Transmission graph vs. Phylogenetic tree. This figure adapted from Jombart et al. (2011) illustrates the difference between a transmission chain and a phylogenetic reconstruction. Panel a represents the transmission chain of a pathogen as arrows connecting hosts represented as circles, with grey circles representing sampled hosts. In panel (a, b) transmission graph (or network) is correctly reconstructed from the sampled hosts. In panel (c), a time‐structured phylogeny is reconstructed using the same samples with black dots representing hypothetical ancestral isolates.

Figure 4

Different statistical distributions to model uncertainty in tip calibrations inferences.
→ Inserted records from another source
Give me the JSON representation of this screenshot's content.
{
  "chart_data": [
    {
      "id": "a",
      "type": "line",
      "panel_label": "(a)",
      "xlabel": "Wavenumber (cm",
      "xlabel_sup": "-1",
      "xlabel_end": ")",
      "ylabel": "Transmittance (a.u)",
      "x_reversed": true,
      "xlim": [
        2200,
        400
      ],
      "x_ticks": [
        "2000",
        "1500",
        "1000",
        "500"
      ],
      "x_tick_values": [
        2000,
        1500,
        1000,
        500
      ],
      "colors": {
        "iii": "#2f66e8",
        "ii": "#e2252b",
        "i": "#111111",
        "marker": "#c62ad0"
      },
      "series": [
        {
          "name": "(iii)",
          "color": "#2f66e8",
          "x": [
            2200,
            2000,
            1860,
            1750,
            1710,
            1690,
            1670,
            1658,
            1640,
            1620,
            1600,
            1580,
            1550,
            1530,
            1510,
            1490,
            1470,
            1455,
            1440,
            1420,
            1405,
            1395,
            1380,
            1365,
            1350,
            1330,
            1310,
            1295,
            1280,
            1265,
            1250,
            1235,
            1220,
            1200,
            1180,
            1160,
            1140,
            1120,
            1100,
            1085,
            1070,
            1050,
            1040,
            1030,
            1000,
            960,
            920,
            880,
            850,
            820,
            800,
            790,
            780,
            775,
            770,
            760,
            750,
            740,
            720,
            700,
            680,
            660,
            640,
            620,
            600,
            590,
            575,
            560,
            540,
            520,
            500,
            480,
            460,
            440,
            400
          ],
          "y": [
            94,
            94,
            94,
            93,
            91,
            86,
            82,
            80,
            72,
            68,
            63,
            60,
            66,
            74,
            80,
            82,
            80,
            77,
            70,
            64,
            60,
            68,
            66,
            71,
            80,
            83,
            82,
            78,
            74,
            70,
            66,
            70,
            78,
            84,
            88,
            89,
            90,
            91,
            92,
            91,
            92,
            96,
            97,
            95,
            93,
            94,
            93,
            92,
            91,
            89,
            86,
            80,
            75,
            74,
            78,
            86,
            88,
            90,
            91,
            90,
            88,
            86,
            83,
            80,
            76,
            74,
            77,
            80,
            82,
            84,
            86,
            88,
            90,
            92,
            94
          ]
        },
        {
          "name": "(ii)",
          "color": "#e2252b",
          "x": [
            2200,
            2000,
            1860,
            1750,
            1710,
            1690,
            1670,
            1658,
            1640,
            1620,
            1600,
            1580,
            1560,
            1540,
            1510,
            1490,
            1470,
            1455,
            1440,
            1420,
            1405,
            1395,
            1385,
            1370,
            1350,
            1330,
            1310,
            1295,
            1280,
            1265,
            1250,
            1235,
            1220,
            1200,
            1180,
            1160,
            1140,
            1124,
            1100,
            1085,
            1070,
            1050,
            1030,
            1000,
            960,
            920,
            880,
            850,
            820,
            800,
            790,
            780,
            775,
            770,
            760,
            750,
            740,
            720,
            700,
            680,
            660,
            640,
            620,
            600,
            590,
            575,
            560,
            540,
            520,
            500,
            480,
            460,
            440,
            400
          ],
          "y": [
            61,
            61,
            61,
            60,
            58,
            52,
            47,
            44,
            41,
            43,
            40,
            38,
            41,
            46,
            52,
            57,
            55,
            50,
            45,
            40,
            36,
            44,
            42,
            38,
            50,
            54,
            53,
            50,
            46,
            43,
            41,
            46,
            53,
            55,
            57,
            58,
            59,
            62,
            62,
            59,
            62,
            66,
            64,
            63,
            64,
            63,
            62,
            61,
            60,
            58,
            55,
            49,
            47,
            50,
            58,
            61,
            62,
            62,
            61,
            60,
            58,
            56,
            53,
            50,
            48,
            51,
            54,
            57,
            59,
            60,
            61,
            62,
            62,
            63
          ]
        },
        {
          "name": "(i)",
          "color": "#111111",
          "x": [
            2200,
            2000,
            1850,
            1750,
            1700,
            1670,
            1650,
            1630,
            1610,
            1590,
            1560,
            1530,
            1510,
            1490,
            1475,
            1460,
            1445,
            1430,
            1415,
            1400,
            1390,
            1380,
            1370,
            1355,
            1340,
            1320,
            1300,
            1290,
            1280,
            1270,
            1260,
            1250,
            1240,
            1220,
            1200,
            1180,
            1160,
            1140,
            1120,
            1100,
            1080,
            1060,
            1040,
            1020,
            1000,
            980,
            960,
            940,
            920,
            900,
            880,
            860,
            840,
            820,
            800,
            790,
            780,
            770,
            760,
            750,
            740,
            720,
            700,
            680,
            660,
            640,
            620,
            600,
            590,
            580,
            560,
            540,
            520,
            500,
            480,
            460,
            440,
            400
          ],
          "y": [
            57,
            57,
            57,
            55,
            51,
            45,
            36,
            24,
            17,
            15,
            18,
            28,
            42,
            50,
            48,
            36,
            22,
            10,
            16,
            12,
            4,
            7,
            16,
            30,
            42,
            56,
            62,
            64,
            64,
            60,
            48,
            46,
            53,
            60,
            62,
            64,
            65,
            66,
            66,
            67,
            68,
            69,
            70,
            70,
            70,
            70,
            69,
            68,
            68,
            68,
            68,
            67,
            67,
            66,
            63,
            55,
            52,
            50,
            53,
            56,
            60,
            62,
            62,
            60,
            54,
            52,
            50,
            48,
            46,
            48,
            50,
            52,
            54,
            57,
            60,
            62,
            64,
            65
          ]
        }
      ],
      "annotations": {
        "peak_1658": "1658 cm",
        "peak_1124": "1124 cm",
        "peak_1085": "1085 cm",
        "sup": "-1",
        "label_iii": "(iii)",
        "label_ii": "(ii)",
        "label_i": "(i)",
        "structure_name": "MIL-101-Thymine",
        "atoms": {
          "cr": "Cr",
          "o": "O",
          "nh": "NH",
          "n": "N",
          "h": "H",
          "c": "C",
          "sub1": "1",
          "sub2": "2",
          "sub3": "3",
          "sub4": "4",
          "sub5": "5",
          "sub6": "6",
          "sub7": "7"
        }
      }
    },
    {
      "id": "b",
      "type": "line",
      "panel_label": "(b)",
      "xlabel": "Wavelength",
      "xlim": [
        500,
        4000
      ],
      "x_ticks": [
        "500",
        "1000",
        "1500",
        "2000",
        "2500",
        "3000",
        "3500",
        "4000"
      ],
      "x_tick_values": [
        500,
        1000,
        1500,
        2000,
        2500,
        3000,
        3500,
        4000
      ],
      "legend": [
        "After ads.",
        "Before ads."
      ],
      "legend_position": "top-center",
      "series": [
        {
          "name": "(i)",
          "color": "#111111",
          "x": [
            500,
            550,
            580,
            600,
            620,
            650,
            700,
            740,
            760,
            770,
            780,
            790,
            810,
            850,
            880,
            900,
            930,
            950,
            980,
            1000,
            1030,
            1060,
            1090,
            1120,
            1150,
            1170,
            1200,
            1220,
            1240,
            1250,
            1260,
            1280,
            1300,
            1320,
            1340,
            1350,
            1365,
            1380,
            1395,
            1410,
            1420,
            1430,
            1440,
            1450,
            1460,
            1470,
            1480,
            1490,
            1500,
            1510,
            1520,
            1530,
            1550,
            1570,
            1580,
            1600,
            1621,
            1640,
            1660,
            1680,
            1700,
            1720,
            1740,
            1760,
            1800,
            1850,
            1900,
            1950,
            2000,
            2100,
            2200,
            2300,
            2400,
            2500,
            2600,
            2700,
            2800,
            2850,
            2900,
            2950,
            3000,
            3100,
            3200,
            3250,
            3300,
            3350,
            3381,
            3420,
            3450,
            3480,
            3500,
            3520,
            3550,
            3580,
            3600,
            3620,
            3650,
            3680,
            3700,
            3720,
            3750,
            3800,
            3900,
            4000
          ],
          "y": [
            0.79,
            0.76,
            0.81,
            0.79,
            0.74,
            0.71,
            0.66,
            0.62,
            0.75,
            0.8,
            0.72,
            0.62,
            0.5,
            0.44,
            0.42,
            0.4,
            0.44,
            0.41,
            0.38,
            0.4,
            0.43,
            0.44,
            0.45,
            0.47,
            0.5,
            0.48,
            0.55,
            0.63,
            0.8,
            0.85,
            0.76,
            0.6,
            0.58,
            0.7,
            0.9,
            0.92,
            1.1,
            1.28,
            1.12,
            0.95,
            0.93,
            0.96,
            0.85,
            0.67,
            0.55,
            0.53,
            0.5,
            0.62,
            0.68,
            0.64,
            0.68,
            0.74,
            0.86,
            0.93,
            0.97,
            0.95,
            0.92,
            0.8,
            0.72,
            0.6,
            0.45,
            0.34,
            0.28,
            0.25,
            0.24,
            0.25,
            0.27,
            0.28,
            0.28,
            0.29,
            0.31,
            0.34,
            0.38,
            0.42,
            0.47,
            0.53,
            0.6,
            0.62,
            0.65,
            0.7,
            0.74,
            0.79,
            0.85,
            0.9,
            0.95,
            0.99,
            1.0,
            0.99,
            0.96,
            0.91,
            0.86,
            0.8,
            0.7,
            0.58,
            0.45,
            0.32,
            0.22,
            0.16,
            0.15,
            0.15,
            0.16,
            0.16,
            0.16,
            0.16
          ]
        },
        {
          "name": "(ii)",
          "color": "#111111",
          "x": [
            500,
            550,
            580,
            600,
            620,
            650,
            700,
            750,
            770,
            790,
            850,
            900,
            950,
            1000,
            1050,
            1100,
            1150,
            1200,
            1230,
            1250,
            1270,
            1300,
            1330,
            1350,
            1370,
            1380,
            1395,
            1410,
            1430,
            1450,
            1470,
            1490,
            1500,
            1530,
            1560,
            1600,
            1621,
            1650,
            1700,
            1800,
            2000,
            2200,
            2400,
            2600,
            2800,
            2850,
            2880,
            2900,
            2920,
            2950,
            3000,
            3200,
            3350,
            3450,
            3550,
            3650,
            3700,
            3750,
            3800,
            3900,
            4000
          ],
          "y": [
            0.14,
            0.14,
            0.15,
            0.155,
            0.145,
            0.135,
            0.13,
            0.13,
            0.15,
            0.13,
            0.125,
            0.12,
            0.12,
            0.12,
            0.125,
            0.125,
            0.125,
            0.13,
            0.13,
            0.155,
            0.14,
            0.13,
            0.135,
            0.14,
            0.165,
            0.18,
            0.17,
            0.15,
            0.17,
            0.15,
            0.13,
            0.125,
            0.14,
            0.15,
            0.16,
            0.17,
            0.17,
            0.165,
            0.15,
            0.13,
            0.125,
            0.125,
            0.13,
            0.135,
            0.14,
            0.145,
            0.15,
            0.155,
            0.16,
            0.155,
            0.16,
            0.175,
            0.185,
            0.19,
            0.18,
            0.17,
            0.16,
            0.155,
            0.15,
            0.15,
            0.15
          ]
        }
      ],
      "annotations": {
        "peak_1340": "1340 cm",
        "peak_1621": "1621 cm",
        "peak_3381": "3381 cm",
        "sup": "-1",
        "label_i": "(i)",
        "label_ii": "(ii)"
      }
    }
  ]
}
Different distributions can be used to model the error associated with sampling dates. Choosing the best‐suited one depends on the type of sample and the information associated with the dating method (Ho & Phillips 2009). Point values (a) can be used if the age of a sample is exactly known (e.g. sampling date). Modelling radiocarbon dating errors with a normal distribution (b) is common practice in ancient DNA studies even though recent improvement allow to use empirical description of the probability density function directly measured on the calibrated sample (c) (see Molak et al. 2015 for more details on this topic). Uniform distributions with hard minimum and maximum bounds (d) are suited to samples obtained from a well‐defined stratum [e.g. ancient DNA retrieved from ice cores (Willerslev et al. 2007) or from samples associated with archaeological horizons (Edwards et al. 2007)] or to model uncertainty in sampling time accuracy (e.g. if the sampling month is known for some samples but not for others). Finally, uniform distribution with hard minimum and soft maximum bounds (e) can be suited to ancient DNA samples beyond the 45–50 ka resolution limit of radiocarbon dating (thus yielding a minimum age) for which additional information (e.g. from fossil data) exists and justifies the use of a soft maximum bound. This figure is adapted from Ho & Duchêne (2014).

Figure 5

Major steps to conduct accurate tip dating. This figure summarizes the five main steps that ought to be conducted when performing tip‐dating analyses. For each of those steps, additional advices such as the important choices that must be made or the software to be used are given in the form of a practical guide available in Appendix S1 (Supporting information).